After an hour of tributes to Australians dealing with historic fires and floods, question time finally began in earnest.
Even the dozens of school children looking on from the public galleries could see Coalition MPs looked more than a little dispirited, perhaps considering the possibility of being relocated to the other side of the chamber in a few months.
Ministers and backbenchers alike tapped their feet, shuffled papers and studied their smartphones as Mr Morrison sought to return serve on Labor’s questions, covering the banking royal commission, accusations of running a “part-time Parliament” and exactly why Malcolm Turnbull is no longer the prime minister.
But, as on that famous day more than 40 years ago, the real drama rested with the Speaker.

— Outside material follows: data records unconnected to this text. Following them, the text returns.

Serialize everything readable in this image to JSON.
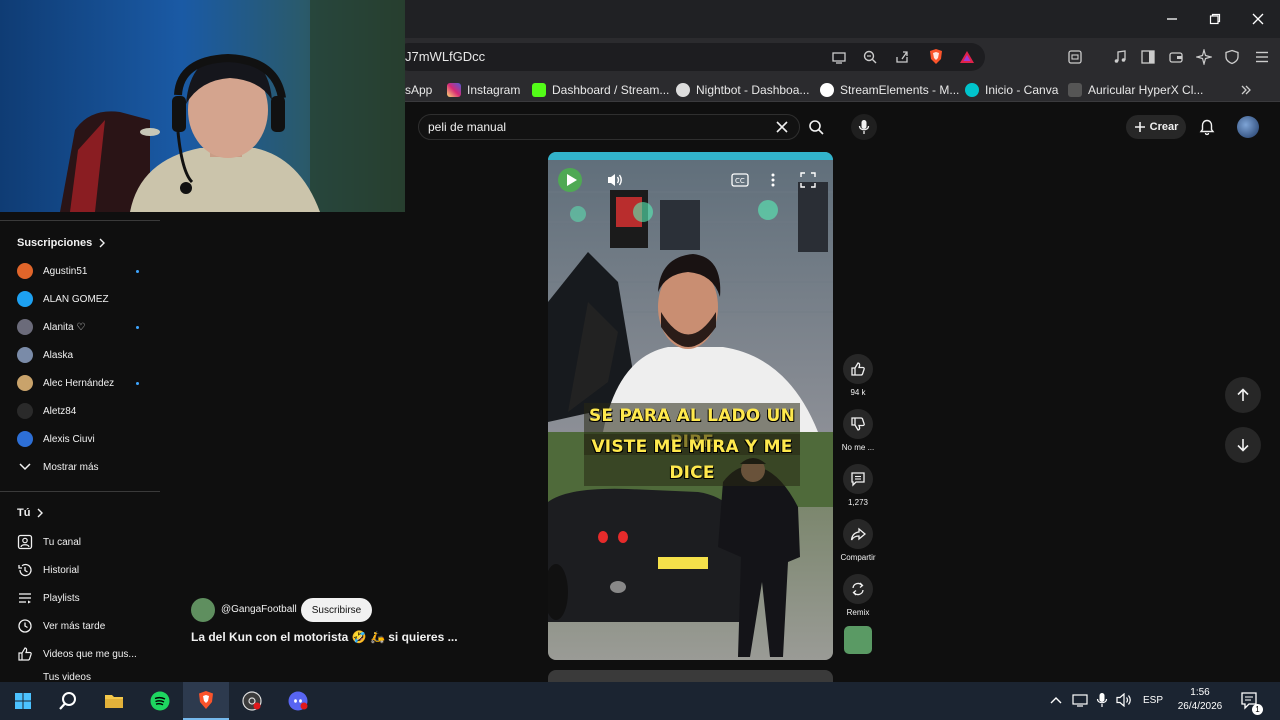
{
  "browser": {
    "url_fragment": "J7mWLfGDcc",
    "bookmarks": [
      {
        "label": "sApp",
        "color": "#25d366"
      },
      {
        "label": "Instagram",
        "color": "#e1306c"
      },
      {
        "label": "Dashboard / Stream...",
        "color": "#53fc18"
      },
      {
        "label": "Nightbot - Dashboa...",
        "color": "#dddddd"
      },
      {
        "label": "StreamElements - M...",
        "color": "#ffffff"
      },
      {
        "label": "Inicio - Canva",
        "color": "#00c4cc"
      },
      {
        "label": "Auricular HyperX Cl...",
        "color": "#555555"
      }
    ]
  },
  "youtube": {
    "search_query": "peli de manual",
    "create_label": "Crear"
  },
  "sidebar": {
    "subscriptions_title": "Suscripciones",
    "subscriptions": [
      {
        "name": "Agustin51",
        "color": "#e0652a",
        "dot": true
      },
      {
        "name": "ALAN GOMEZ",
        "color": "#1da1f2",
        "dot": false
      },
      {
        "name": "Alanita ♡",
        "color": "#6b6b7a",
        "dot": true
      },
      {
        "name": "Alaska",
        "color": "#7a8ba8",
        "dot": false
      },
      {
        "name": "Alec Hernández",
        "color": "#c9a36b",
        "dot": true
      },
      {
        "name": "Aletz84",
        "color": "#2a2a2a",
        "dot": false
      },
      {
        "name": "Alexis Ciuvi",
        "color": "#2d6fd6",
        "dot": false
      }
    ],
    "show_more": "Mostrar más",
    "you_title": "Tú",
    "you_items": [
      "Tu canal",
      "Historial",
      "Playlists",
      "Ver más tarde",
      "Videos que me gus...",
      "Tus videos"
    ]
  },
  "short": {
    "caption_line1": "SE PARA AL LADO UN PIBE",
    "caption_line2": "VISTE ME MIRA Y ME DICE",
    "likes": "94 k",
    "dislike_label": "No me ...",
    "comments": "1,273",
    "share_label": "Compartir",
    "remix_label": "Remix",
    "channel": "@GangaFootball",
    "subscribe_label": "Suscribirse",
    "title": "La del Kun con el motorista 🤣 🛵 si quieres ..."
  },
  "taskbar": {
    "language": "ESP",
    "time": "1:56",
    "date": "26/4/2026",
    "notification_count": "1"
  }
}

Liberal Tony Smith left colleagues in stunned silence at the end of question time, explaining the government had received advice from the Solicitor-General that suggested amendments passed by the Senate last year risked making the asylum seeker transfer bill unconstitutional, because they involved the spending of public money.
Money bills must originate in the House.
The play did not save the government. Just before 6.20pm it lost a final vote on the medevac bill, losing 75 votes to 74.
Unlike Stanley Melbourne Bruce, Mr Morrison says he plans to ignore the result and won’t go to a snap election.
Few expect the Abbott-Turnbull-Morrison government to fall over or for anything resembling the Dismissal to ever repeat in Canberra, but somewhere Gordon Scholes might be smiling as MPs and the press gallery raced to constitutional lawyers once more.